Hi Tanya,
Based on what you've provided, this seems like an interesting deal. The cash on cash ROI and cap rate are both strong and satisfactory. What you're getting in return for the initial capital needed to buy this deal is good (thank you, leverage).
A few things I'd like to note: the monthly cash flow is a bit weak for me personally. It certainly is not bad, but for a 5-unit at just ~$127 per month per unit, I'd like to see more per unit. That being said, the ROI and cap rates are strong like I mentioned and $127 is not bad. Having 5 units also does give you some protection if 1-2 units have tenant issues, which is good.
The estimated closing costs of $3,000 seems a bit low to me, but that certainly varies widely from lender to lender and from area to area. If you're confident in that figure, great. If not, I'd revisit that as this seems a bit low to me.

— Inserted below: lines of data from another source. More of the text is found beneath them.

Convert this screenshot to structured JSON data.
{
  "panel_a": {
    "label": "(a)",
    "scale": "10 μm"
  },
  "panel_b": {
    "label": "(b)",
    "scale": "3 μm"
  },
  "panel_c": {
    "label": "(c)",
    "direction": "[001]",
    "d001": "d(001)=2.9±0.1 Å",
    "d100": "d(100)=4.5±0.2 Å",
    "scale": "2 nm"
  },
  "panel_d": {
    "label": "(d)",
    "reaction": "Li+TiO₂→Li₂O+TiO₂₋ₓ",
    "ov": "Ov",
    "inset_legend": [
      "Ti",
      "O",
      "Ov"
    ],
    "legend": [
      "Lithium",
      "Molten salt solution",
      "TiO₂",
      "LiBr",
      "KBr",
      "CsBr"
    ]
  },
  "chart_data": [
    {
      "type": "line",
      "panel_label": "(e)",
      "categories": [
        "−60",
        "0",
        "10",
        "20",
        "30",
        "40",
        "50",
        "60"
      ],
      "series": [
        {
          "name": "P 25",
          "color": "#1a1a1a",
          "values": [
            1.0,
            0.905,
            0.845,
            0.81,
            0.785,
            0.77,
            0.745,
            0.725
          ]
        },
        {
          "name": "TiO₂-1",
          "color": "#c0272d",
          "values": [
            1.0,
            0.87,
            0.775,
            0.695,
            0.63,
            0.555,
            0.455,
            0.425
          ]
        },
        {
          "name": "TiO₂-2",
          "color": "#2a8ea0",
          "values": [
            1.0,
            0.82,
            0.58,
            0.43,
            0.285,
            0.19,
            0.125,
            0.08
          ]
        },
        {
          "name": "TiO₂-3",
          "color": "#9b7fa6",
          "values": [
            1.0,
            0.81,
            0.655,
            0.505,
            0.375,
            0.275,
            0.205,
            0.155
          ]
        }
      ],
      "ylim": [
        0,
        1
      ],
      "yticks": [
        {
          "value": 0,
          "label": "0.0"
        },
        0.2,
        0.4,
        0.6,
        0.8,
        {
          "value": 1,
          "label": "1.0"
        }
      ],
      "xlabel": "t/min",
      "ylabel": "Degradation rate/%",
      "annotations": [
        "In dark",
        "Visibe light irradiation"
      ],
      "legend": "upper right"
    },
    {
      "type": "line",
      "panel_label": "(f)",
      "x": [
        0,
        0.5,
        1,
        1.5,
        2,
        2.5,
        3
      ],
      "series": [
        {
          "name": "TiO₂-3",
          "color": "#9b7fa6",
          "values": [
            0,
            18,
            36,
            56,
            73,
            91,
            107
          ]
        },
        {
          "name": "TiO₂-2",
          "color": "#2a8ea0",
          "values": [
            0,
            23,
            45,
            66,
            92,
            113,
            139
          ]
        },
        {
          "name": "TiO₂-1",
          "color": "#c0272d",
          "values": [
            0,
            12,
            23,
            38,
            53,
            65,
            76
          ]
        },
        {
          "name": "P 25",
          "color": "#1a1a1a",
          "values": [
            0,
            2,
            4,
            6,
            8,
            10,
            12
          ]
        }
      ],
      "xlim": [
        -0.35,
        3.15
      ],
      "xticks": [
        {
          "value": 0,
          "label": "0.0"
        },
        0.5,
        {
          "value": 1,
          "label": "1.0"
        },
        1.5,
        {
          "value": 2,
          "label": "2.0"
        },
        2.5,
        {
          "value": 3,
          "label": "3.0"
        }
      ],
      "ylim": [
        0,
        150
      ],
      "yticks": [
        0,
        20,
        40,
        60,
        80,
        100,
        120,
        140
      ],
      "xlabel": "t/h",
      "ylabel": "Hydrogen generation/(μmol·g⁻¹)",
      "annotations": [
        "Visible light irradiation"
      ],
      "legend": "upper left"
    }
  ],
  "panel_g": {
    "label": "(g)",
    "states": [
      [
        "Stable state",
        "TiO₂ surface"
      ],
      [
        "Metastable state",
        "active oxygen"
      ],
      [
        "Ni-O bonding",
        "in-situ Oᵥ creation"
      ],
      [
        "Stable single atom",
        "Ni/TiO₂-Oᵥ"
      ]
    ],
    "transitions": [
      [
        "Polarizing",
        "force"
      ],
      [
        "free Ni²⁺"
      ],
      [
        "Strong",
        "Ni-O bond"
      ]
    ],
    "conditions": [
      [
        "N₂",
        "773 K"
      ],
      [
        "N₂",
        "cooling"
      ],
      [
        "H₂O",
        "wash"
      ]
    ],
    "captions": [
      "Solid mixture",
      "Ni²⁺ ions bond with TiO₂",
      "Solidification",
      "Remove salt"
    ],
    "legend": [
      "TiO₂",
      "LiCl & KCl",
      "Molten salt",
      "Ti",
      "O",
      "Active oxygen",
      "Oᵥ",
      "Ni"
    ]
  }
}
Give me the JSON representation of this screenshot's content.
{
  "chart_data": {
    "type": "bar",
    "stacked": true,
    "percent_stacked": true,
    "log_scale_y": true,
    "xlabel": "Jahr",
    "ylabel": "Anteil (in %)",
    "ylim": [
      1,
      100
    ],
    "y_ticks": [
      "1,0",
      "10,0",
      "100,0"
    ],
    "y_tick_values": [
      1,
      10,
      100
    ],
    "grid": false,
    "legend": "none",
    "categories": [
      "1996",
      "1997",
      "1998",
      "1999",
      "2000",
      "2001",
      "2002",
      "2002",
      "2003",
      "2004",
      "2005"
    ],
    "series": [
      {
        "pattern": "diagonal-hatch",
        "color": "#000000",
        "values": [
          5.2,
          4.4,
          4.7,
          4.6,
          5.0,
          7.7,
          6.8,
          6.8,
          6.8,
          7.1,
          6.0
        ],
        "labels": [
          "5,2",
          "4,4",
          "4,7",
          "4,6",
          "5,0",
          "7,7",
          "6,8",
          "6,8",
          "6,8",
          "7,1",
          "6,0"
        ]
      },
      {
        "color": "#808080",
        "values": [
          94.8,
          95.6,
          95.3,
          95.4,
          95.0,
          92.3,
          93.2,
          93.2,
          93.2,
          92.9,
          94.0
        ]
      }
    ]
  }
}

Also, you have no estimated repair costs but expect that the ARV will be almost $30k higher after you buy it - why is that? This seems a bit unrealistic to me. It will likely go up slightly if you can improve the management of the property, but a nearly 30% increase seems a bit much.
I feel it is also important to note that your capital will likely be stuck in this deal. I do not see it being a BRRRR opportunity - meaning you won't be able to refinance and get your capital out anytime soon. If you're okay with that and are expecting to keep your capital in this deal, then that is fine, it is just an important idea to think about.
Since this is a 5-unit property you will likely need to get a commercial mortgage for the property. Keep in mind the characteristics of these types of loan products (balloon payments, etc.).
Hope this helps - if you have any questions, feel free to reach out.